With articles ranging from baptism and church discipline to separation from the world and refusal to take up the sword, the Schleitheim is still viewed as a seminal document in Anabaptist history. Nonetheless, its 16th-century emphasis on staying removed from the political arena is seen by some as outdated. Other speakers at the conference saw other dilemmas presented by Schleitheim, and by 9/11.

“Being a pacifist between wars is like being a vegetarian between meals,” said Jim Amstutz. “We don’t go looking for trouble with the view of becoming a martyr.”

Amstutz, pastor of Akron (Pa.) Mennonite Church, is the author of Threatened with Resurrection: Self-Preservation and Christ’s Way of Peace (Herald Press, 2002). “Try as we might, we are never a full expression of the kingdom of God,” he said.

Like most of the 10 speakers, Amstutz saw the 9/11 attacks as a deep and refining test of the Anabaptist commitment to nonviolence and refusal to make war.

Sept. 11 “gave Mennonites another chance to reclaim their convictions about nonviolence and nonresistance,” Amstutz said, noting that a Catholic friend told him, “This is what Jesus said, so deal with it.”

Gerald Biesecker-Mast, associate professor of communication at Bluffton (Ohio) College, said even though a strict interpretation of Schleitheim could create a milieu of “bitter sectarians” who seek to remove themselves from engaging the greater society, other elements of the confession extol Christian values that are deeply needed today.

“We are in a position where the Schleitheim call has never been more relevant than now,” he said.

Kate Simcox, a student at Bowling Green (Ohio) State University, said the view of the Schleitheim taken today is a natural outgrowth of changing times and changing Christians.

“Old actions change meanings” as centuries pass, Simcox said. “Is the sword always on the side of darkness?”

While much of the colloquium centered on an academic or theological summary of the Schleitheim’s continuing influence, other presentations focused on ways that congregations and the Mennonite denomination as a whole can express nonviolence, especially in the shadow and confusion of 9/11.

Richard Kauffman, associate editor of The Christian Century and former pastor of Toledo (Ohio) Mennonite Church, said: “We need to think about how it is that God deals with violence, by dealing with it with love.”

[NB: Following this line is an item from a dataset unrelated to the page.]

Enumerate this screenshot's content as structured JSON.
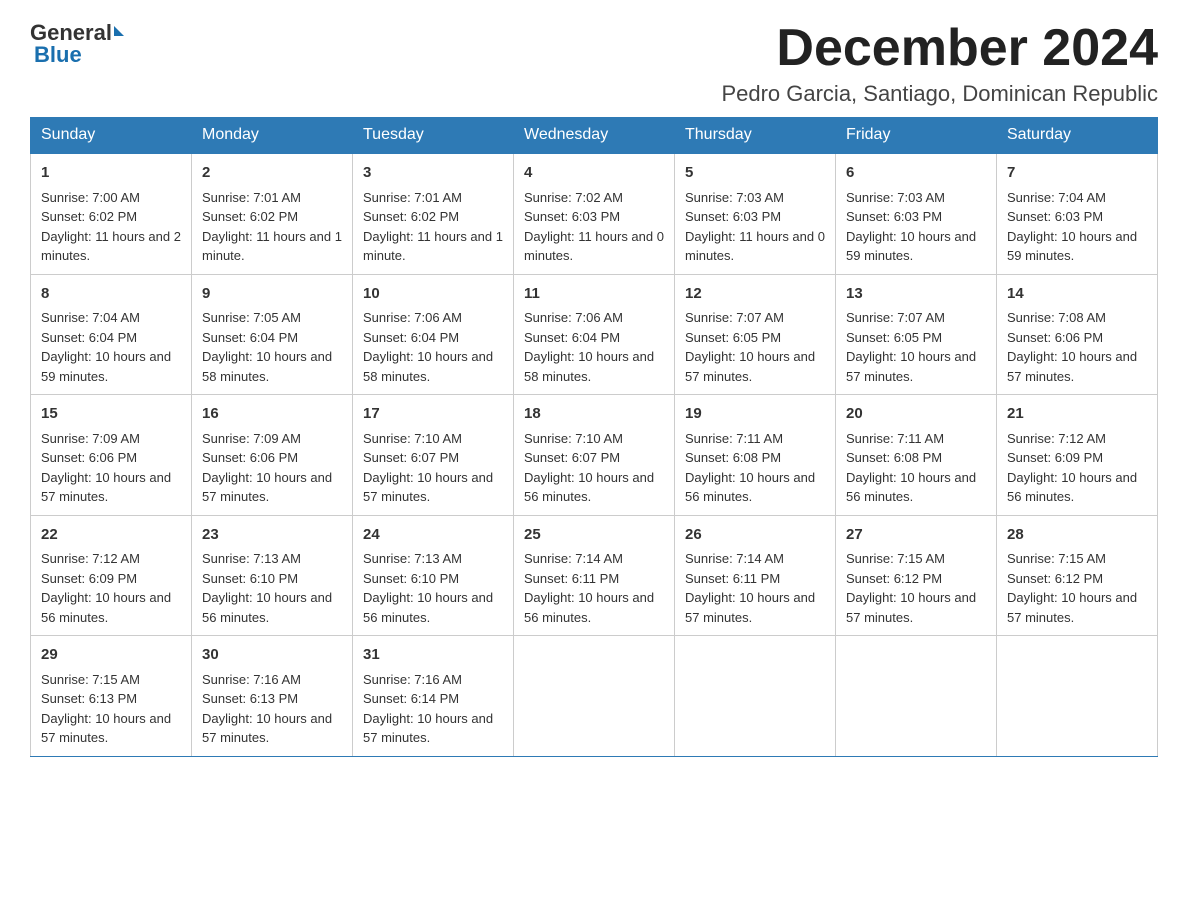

Kauffman said nonviolence “is not an idea we’re trying to win people over to, but a way of life . . . another possibility besides violence.” Kauffman also emphasized the importance of choosing not to live in fear when faced with events like those of 9/11.

“At the same time I think we have to be empathetic to people who do feel anxiety and fear,” Kauffman said. “We need both prayer and community to sustain this vision of peace. . . . Prayer, I think, is being connected to the source of peace,” a connection made visible through the church’s corporate body.

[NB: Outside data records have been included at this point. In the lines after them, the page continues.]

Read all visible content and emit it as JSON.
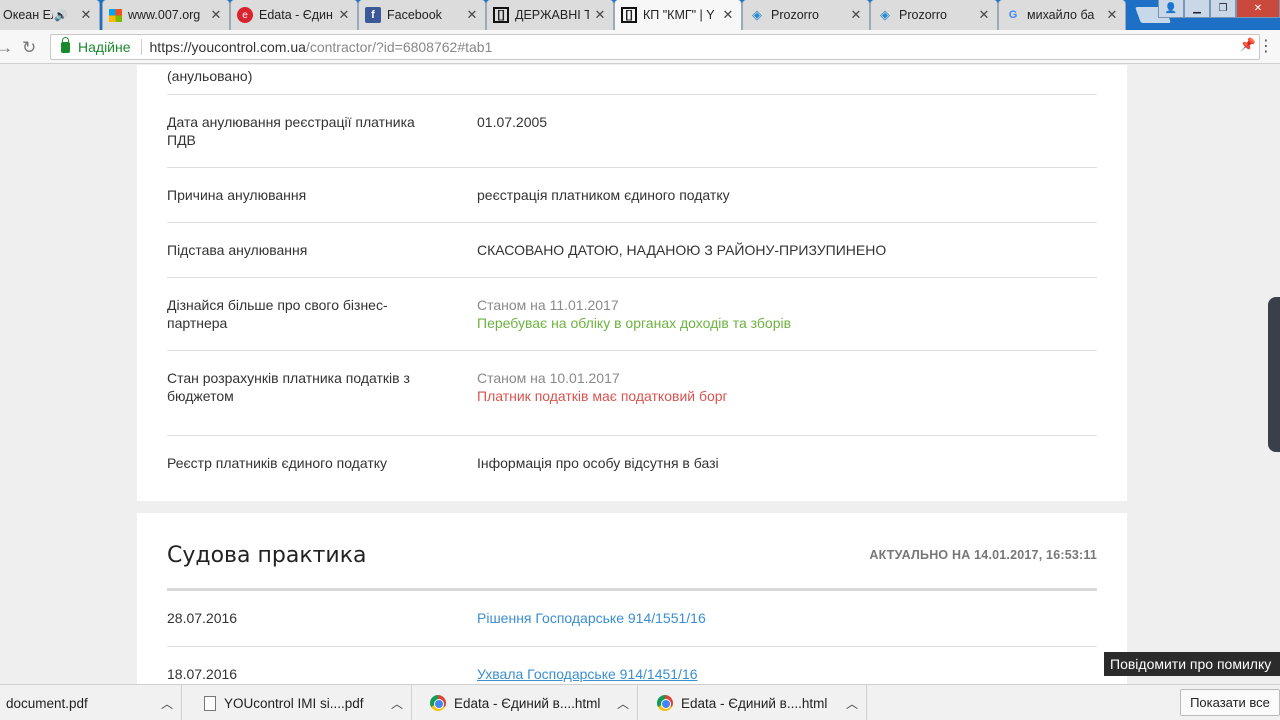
{
  "tabs": [
    {
      "title": "Океан Ельзи",
      "favicon": "speaker-icon"
    },
    {
      "title": "www.007.org",
      "favicon": "windows-icon"
    },
    {
      "title": "Edata - Єдиний",
      "favicon": "edata-icon"
    },
    {
      "title": "Facebook",
      "favicon": "facebook-icon"
    },
    {
      "title": "ДЕРЖАВНІ Т",
      "favicon": "bracket-icon"
    },
    {
      "title": "КП \"КМГ\" | Y",
      "favicon": "bracket-icon"
    },
    {
      "title": "Prozorro",
      "favicon": "prozorro-icon"
    },
    {
      "title": "Prozorro",
      "favicon": "prozorro-icon"
    },
    {
      "title": "михайло ба",
      "favicon": "google-icon"
    }
  ],
  "address": {
    "secure_label": "Надійне",
    "url_host": "https://youcontrol.com.ua",
    "url_path": "/contractor/?id=6808762#tab1"
  },
  "info_rows": {
    "r0": {
      "label": "(анульовано)"
    },
    "r1": {
      "label": "Дата анулювання реєстрації платника ПДВ",
      "value": "01.07.2005"
    },
    "r2": {
      "label": "Причина анулювання",
      "value": "реєстрація платником єдиного податку"
    },
    "r3": {
      "label": "Підстава анулювання",
      "value": "СКАСОВАНО ДАТОЮ, НАДАНОЮ З РАЙОНУ-ПРИЗУПИНЕНО"
    },
    "r4": {
      "label": "Дізнайся більше про свого бізнес-партнера",
      "value_date": "Станом на 11.01.2017",
      "value_status": "Перебуває на обліку в органах доходів та зборів"
    },
    "r5": {
      "label": "Стан розрахунків платника податків з бюджетом",
      "value_date": "Станом на 10.01.2017",
      "value_status": "Платник податків має податковий борг"
    },
    "r6": {
      "label": "Реєстр платників єдиного податку",
      "value": "Інформація про особу відсутня в базі"
    }
  },
  "court": {
    "title": "Судова практика",
    "updated": "АКТУАЛЬНО НА 14.01.2017, 16:53:11",
    "rows": [
      {
        "date": "28.07.2016",
        "link": "Рішення Господарське 914/1551/16"
      },
      {
        "date": "18.07.2016",
        "link": "Ухвала Господарське 914/1451/16"
      }
    ]
  },
  "report_button": "Повідомити про помилку",
  "downloads": [
    {
      "name": "document.pdf"
    },
    {
      "name": "YOUcontrol IMI si....pdf"
    },
    {
      "name": "Edata - Єдиний в....html"
    },
    {
      "name": "Edata - Єдиний в....html"
    }
  ],
  "show_all": "Показати все",
  "colors": {
    "status_ok": "#6cb33f",
    "status_bad": "#d9534f",
    "link": "#3b8ed0",
    "secure": "#1b8a2e"
  }
}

Kauffman also noted the recurrence of warmaking in U.S. history, and the importance it has gained in perceptions of the nation’s survival and role in the world.

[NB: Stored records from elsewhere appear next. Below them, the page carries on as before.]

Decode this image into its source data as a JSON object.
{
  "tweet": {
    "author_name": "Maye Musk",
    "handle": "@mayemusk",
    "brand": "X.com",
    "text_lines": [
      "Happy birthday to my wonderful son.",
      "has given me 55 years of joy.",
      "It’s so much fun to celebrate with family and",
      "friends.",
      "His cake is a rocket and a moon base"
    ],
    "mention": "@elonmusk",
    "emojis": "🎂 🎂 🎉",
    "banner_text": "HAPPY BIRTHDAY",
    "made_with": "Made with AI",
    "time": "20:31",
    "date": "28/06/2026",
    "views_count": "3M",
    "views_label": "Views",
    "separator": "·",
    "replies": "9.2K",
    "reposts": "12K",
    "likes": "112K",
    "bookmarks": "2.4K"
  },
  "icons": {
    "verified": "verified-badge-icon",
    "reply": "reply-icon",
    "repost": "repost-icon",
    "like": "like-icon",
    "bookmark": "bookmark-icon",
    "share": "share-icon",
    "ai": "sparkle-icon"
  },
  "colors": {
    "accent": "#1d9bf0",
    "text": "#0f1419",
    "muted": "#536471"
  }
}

“It’s a habit and a mythology that will not die easily,” he said. John Dey, pastor of Grace Mennonite Church in Pandora, Ohio, described how even before 9/11 and the rush of patriotism that followed, his church was trying to resolve an inner division on nonviolence.

By reaching out to members who favored military action, especially veterans in the church, Dey said he tried to build new and meaningful relationships that ultimately helped the congregation weather the aftermath of the Sept. 11 attacks.

Though church members who favor nonresistance sometimes felt marginalized by their neighbors, Dey said the experience of addressing these issues had drawn the church together.

“From Schleitheim to NYC” was hosted by Goshen College and sponsored by the Mennonite Historical Society.

This column was reprinted with permission from the Mennonite Weekly Review.